Yes these words share the three letters -bat- and both can be traced back the same root: the Latin verb battuere, which means ‘to beat or knock’. This is also the root of some other familiar words, such as ‘battle’ and ‘combat’.
In the case of ‘debate’, the process of word-creation is relatively straightforward. The Latin verb gave rise to the French debatre, meaning ‘to knock down’ or ‘to fight’, which then acquired the sense of ‘to argue about’. In English, a debate was originally a fight or an argument, but it has also become the standard word for a formal discussion between people with opposing views.

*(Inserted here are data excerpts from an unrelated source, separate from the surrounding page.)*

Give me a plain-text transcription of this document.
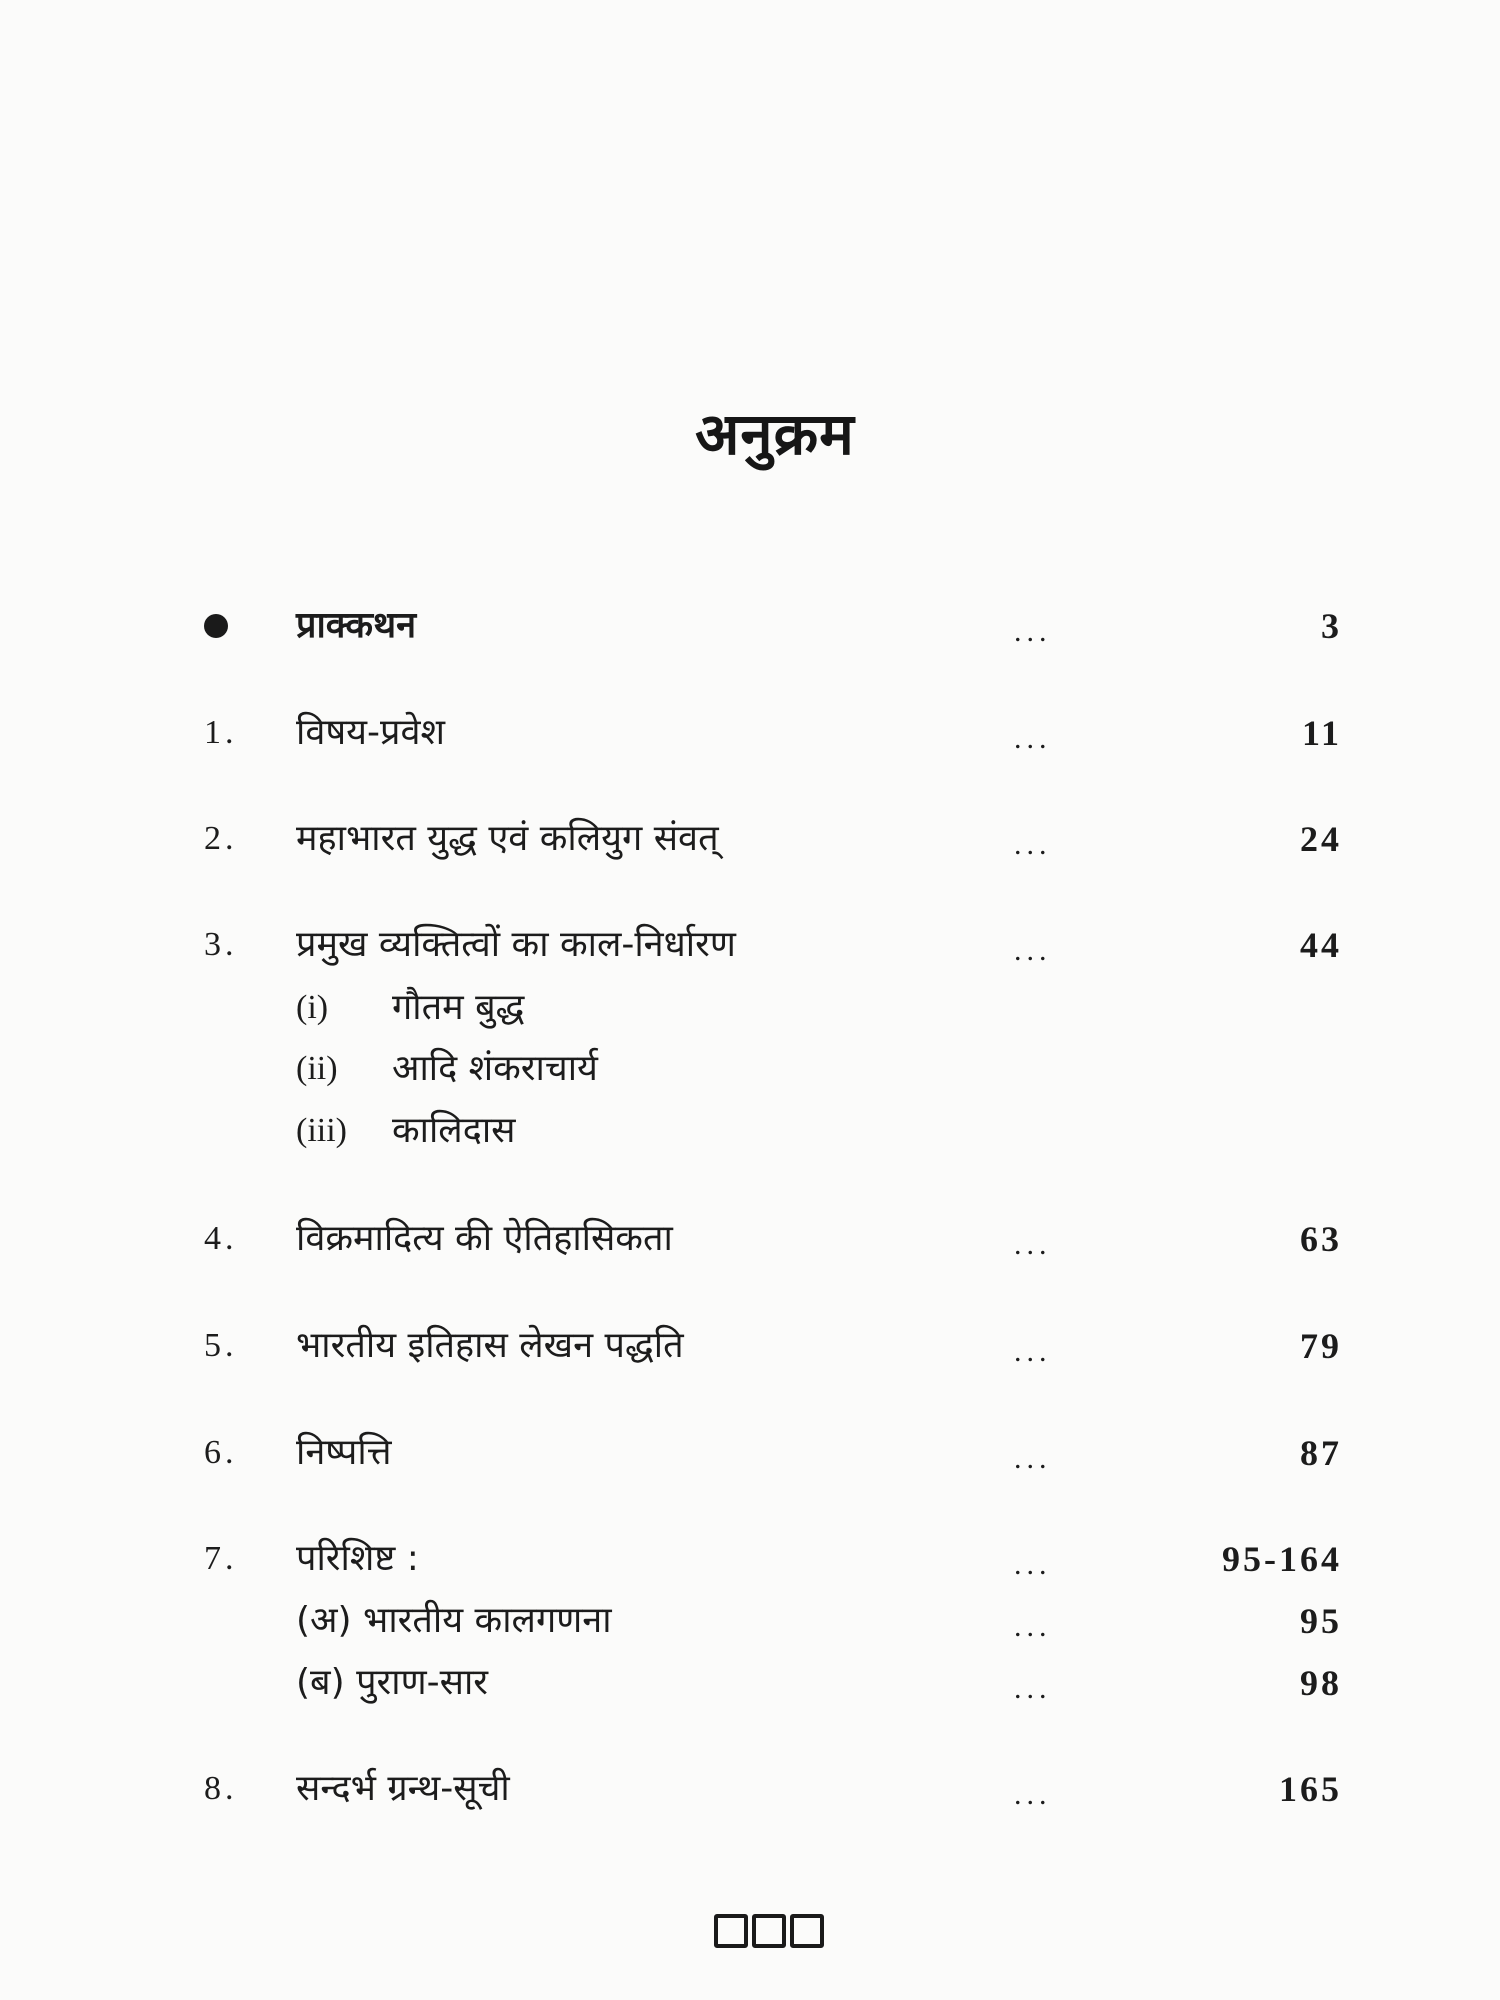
अनुक्रम
प्राक्कथन	...	3
1. विषय-प्रवेश	...	11
2. महाभारत युद्ध एवं कलियुग संवत्	...	24
3. प्रमुख व्यक्तित्वों का काल-निर्धारण	...	44
(i) गौतम बुद्ध
(ii) आदि शंकराचार्य
(iii) कालिदास
4. विक्रमादित्य की ऐतिहासिकता	...	63
5. भारतीय इतिहास लेखन पद्धति	...	79
6. निष्पत्ति	...	87
7. परिशिष्ट :	...	95-164
(अ) भारतीय कालगणना	...	95
(ब) पुराण-सार	...	98
8. सन्दर्भ ग्रन्थ-सूची	...	165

With the word ‘battery’, however, the process that brought about the current use of the word is more like a game of Chinese whispers. It goes something like this: the Latin verb battuere came into French as battre, meaning ‘to hit’; this gave rise to the noun batterie, meaning ‘a beating’ or ‘a set of things have been hammered’ (batterie is still used in French to mean a drum-kit); over time a ‘battery’ came to refer to any set of metal objects and particularly to a unit of artillery weapons; in the 18th century a group of metal conductors was arranged in a series to provide an electrical current, and this arrangement was thought to resemble a unit of artillery weapons and so was called a ‘battery’.
The modern batteries that we use in phones and cameras may have come a long way from their 18th-century predecessors, but the unfortunate experience of some smartphone users suggests that, like the artillery units after which they are named, they can still wreak destruction.